Multi-Objective Covariance Matrix Adaptation Evolution StrategyΒΆ
The multi-objective covariance matrix adaptation evolution strategy (MO-CMA-ES) is one of the most powerful evolutionary algorithms for multi-objective real-valued optimization. In Shark, we provide a reference implementation of the algorithm (see MOCMA.h).
This tutorial illustrates applying the MO-CMA-ES to the DTLZ2 benchmark function. Please note that the methods presented here apply to all multi-objective optimizers available in the Shark library. That is, applying an optimizer to an objective function requires the following steps:
- Instantiate and configure the objective function.
- Instantiate the optimizer.
- Configure the optimizer instance for the objective function instance.
- Execute the optimizer until a termination criterion is fulfilled.

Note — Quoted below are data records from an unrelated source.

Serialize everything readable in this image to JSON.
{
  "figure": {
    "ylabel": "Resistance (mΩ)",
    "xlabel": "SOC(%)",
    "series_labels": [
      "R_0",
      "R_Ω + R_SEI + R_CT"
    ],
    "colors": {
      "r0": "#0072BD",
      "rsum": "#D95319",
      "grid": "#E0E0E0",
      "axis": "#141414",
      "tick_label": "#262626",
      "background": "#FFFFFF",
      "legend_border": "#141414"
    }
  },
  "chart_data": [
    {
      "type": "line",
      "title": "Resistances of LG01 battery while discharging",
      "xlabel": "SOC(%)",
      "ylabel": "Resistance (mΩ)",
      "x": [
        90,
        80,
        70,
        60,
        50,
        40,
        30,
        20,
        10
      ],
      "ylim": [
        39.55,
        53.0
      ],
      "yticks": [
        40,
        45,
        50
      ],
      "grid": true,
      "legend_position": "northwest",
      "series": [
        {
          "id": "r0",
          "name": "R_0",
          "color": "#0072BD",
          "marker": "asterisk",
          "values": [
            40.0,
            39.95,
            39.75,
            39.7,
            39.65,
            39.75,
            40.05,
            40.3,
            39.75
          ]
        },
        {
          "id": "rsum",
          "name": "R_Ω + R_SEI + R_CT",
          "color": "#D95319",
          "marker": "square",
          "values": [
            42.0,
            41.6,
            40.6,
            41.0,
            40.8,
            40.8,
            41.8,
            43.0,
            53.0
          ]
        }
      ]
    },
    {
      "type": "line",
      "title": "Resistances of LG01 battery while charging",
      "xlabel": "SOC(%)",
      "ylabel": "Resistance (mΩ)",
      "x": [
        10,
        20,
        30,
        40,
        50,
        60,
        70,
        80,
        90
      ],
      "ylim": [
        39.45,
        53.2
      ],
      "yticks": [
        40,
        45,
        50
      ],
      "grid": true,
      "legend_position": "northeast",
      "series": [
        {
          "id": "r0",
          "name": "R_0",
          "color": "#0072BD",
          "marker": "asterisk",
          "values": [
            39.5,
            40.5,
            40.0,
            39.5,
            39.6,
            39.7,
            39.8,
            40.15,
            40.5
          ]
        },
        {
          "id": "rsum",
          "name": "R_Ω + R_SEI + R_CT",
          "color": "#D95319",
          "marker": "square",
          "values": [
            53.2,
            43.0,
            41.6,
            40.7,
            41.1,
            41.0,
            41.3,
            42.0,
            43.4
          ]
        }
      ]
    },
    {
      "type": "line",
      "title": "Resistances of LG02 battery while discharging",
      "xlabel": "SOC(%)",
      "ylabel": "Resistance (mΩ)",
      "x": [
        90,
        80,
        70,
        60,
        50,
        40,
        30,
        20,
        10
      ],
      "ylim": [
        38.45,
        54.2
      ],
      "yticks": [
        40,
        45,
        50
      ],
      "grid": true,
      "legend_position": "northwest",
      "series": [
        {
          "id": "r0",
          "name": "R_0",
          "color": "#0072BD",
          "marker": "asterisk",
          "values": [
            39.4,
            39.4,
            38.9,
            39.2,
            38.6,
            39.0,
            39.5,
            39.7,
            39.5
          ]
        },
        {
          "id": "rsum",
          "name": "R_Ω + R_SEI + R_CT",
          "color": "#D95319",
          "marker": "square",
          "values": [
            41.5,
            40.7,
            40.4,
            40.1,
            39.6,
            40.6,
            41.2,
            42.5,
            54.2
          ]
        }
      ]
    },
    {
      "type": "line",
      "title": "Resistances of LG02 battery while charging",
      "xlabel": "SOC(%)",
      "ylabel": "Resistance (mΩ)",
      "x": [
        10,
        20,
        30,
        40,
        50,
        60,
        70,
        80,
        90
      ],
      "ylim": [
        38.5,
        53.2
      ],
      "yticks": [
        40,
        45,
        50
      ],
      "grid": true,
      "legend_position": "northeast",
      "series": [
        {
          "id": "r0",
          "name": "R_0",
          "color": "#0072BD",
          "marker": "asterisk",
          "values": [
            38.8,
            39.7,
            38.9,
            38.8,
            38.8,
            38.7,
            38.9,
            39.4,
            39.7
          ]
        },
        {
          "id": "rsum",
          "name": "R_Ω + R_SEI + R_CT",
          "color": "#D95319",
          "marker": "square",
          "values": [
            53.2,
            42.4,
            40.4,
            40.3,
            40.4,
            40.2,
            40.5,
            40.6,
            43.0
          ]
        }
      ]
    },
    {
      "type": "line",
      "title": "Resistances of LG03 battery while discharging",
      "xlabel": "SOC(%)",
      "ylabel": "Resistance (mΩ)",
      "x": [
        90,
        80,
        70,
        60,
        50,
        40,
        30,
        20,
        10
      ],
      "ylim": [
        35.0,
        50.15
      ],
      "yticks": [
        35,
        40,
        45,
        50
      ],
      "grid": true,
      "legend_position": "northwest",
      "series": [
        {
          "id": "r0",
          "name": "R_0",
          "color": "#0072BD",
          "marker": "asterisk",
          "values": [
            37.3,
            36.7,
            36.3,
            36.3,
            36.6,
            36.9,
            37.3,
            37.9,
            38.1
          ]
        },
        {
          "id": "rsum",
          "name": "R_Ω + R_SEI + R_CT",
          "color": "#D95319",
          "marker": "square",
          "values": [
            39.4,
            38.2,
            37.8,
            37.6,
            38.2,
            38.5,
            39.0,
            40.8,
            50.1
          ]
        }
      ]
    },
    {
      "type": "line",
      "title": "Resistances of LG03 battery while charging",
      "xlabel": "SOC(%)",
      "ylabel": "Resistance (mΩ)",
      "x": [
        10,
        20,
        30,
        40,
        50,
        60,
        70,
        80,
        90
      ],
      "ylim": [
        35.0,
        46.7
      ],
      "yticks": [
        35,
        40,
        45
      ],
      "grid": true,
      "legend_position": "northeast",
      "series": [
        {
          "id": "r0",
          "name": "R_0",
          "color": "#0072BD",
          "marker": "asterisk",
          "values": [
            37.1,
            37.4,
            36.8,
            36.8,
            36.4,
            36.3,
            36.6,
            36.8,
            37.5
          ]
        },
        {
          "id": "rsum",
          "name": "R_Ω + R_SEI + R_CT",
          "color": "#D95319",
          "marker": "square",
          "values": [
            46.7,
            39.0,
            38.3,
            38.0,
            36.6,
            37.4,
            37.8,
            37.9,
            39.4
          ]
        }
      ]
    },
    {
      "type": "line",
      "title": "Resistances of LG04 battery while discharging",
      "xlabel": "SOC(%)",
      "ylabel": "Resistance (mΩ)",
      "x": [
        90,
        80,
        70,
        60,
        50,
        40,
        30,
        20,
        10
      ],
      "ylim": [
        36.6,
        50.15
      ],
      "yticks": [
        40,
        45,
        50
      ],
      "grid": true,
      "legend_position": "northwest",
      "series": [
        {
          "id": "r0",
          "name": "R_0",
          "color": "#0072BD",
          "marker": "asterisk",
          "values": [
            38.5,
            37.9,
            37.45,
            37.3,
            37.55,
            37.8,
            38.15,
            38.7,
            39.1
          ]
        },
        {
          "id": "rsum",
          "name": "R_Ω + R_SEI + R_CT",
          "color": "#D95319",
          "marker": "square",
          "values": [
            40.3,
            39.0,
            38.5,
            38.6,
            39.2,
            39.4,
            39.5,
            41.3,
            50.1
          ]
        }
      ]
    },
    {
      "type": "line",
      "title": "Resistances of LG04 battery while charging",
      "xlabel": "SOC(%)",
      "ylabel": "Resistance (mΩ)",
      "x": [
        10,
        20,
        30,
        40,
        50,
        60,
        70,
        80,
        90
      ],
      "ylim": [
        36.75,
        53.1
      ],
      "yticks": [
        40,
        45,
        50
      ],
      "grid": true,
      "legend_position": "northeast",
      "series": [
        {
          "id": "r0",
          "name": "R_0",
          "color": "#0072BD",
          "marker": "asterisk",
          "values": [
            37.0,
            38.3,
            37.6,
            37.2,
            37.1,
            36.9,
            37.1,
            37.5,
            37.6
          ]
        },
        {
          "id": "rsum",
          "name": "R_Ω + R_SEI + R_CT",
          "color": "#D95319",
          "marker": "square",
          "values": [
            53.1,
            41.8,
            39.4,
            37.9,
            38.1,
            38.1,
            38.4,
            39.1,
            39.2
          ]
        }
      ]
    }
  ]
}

First of all, the following header files are required:
// Implementation of the MO-CMA-ES
#include <shark/Algorithms/DirectSearch/MOCMA.h>
// Access to benchmark functions
#include <shark/ObjectiveFunctions/Benchmarks/Benchmarks.h>
Next, an instance of the objective function is created and configured for a two-dimensional objective space and a three-dimensional search space, respectively:
shark::DTLZ2 dtlz2;
dtlz2.setNumberOfVariables( 3 );
Thereafter, the optimizer is instantiated and initialized for the objective function instance:
shark::MOCMA mocma;
// Initialize the optimizer for the objective function instance.
dtlz2.init();
mocma.init( dtlz2 );
Finally, we iterate the optimizer until the objective function instance has been evaluated 25000 times:
// Iterate the optimizer
while( dtlz2.evaluationCounter() < 25000 ) {
mocma.step( dtlz2 );
}
As in all optimizers, the MO-CMA keeps track of the best known solution found so far. In contrast to single objective optimization, the solution is not a single point but a pareto front approximated by a set of points. We can print the pareto front using the following snippet:
// Print the optimal pareto front
for( std::size_t i = 0; i < mocma.solution().size(); i++ ) {
for( std::size_t j = 0; j < dtlz2.numberOfObjectives(); j++ ) {
std::cout<< mocma.solution()[ i ].value[j]<<" ";
}
std::cout << std::endl;
}
Running the example and visualizing the resulting Pareto-front approximation with the help of gnuplot will give you the following graphics:
Please see the file MOCMASimple.cpp for the complete source code of this tutorial.